BEHIND THE IMAGE:
Autumn on Grandfather Mountain,
Blue Ridge Mountains, NC
As we near the first official days of the fall season, it seems that winter may have come early here in Alberta. It’s already below freezing and snowing out! In the spirit of Autumn, I thought I’d share an experience from 2 years ago in the Blue Ridge Mountains…
Autumn is a fleeting time of year. One day the humid forest is thick and green, and seemingly the next day, it is chilly and blanketed in vibrant shades of red, yellow, and orange. This "peak" in color usually comes in mid-October and lasts only a day or two before the leaves turn brown or are blown off the trees by heavy winds, leaving a forest of grey skeletons. Those winds, along with a sharp drop in temperatures, signal the coming of winter. Autumn triggers a hurried response from wildlife and humans alike to prepare for the long cold months ahead.

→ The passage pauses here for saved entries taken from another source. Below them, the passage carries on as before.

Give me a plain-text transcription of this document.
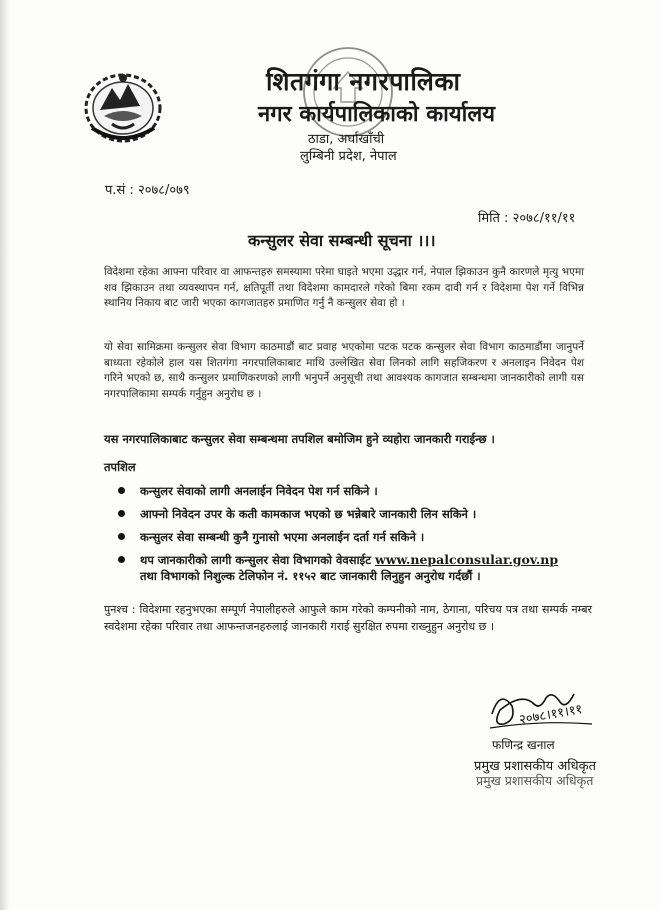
शितगंगा नगरपालिका
नगर कार्यपालिकाको कार्यालय
ठाडा, अर्घाखाँची
लुम्बिनी प्रदेश, नेपाल
प.सं : २०७८/०७९
मिति : २०७८/११/११
कन्सुलर सेवा सम्बन्धी सूचना ।।।
विदेशमा रहेका आफ्ना परिवार वा आफन्तहरु समस्यामा परेमा घाइते भएमा उद्धार गर्न, नेपाल झिकाउन कुनै कारणले मृत्यु भएमा शव झिकाउन तथा व्यवस्थापन गर्न, क्षतिपूर्ती तथा विदेशमा कामदारले गरेको बिमा रकम दावी गर्न र विदेशमा पेश गर्ने विभिन्न स्थानिय निकाय बाट जारी भएका कागजातहरु प्रमाणित गर्नु नै कन्सुलर सेवा हो ।
यो सेवा सामिक्रमा कन्सुलर सेवा विभाग काठमाडौं बाट प्रवाह भएकोमा पटक पटक कन्सुलर सेवा विभाग काठमाडौंमा जानुपर्ने बाध्यता रहेकोले हाल यस शितगंगा नगरपालिकाबाट माथि उल्लेखित सेवा लिनको लागि सहजिकरण र अनलाइन निवेदन पेश गरिने भएको छ, साथै कन्सुलर प्रमाणिकरणको लागी भनुपर्ने अनुसूची तथा आवश्यक कागजात सम्बन्धमा जानकारीको लागी यस नगरपालिकामा सम्पर्क गर्नुहुन अनुरोध छ ।
यस नगरपालिकाबाट कन्सुलर सेवा सम्बन्धमा तपशिल बमोजिम हुने व्यहोरा जानकारी गराईन्छ ।
तपशिल
कन्सुलर सेवाको लागी अनलाईन निवेदन पेश गर्न सकिने ।
आफ्नो निवेदन उपर के कती कामकाज भएको छ भन्नेबारे जानकारी लिन सकिने ।
कन्सुलर सेवा सम्बन्धी कुनै गुनासो भएमा अनलाईन दर्ता गर्न सकिने ।
थप जानकारीको लागी कन्सुलर सेवा विभागको वेवसाईट www.nepalconsular.gov.np
तथा विभागको निशुल्क टेलिफोन नं. ११५२ बाट जानकारी लिनुहुन अनुरोध गर्दछौं ।
पुनश्च : विदेशमा रहनुभएका सम्पूर्ण नेपालीहरुले आफुले काम गरेको कम्पनीको नाम, ठेगाना, परिचय पत्र तथा सम्पर्क नम्बर स्वदेशमा रहेका परिवार तथा आफन्तजनहरुलाई जानकारी गराई सुरक्षित रुपमा राख्नुहुन अनुरोध छ ।
२०७८।११।११
फणिन्द्र खनाल
प्रमुख प्रशासकीय अधिकृत
प्रमुख प्रशासकीय अधिकृत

I was buried in images from my October 2016 trip to Iceland when I realized I only had a couple days left to photograph the fall colors in the Blue Ridge. I decided to take a break and drive along the Blue Ridge Parkway and hike up the steep and craggy trail at Rough Ridge just before sunset. I knew it would be crowded with visitors even though it was a random weekday evening. I envisioned an image of the golden light of sunset blanketing the lower mountains below Rough Ridge to the east, but every possibly decent spot to set up had several selfie-taking tourists already hunkered down for what was clearly going to be an amazing sunset. I suppressed my irritation. I have no more right to be there than them, and who could blame anyone for wanting to see this spectacular Fall foliage at sunset?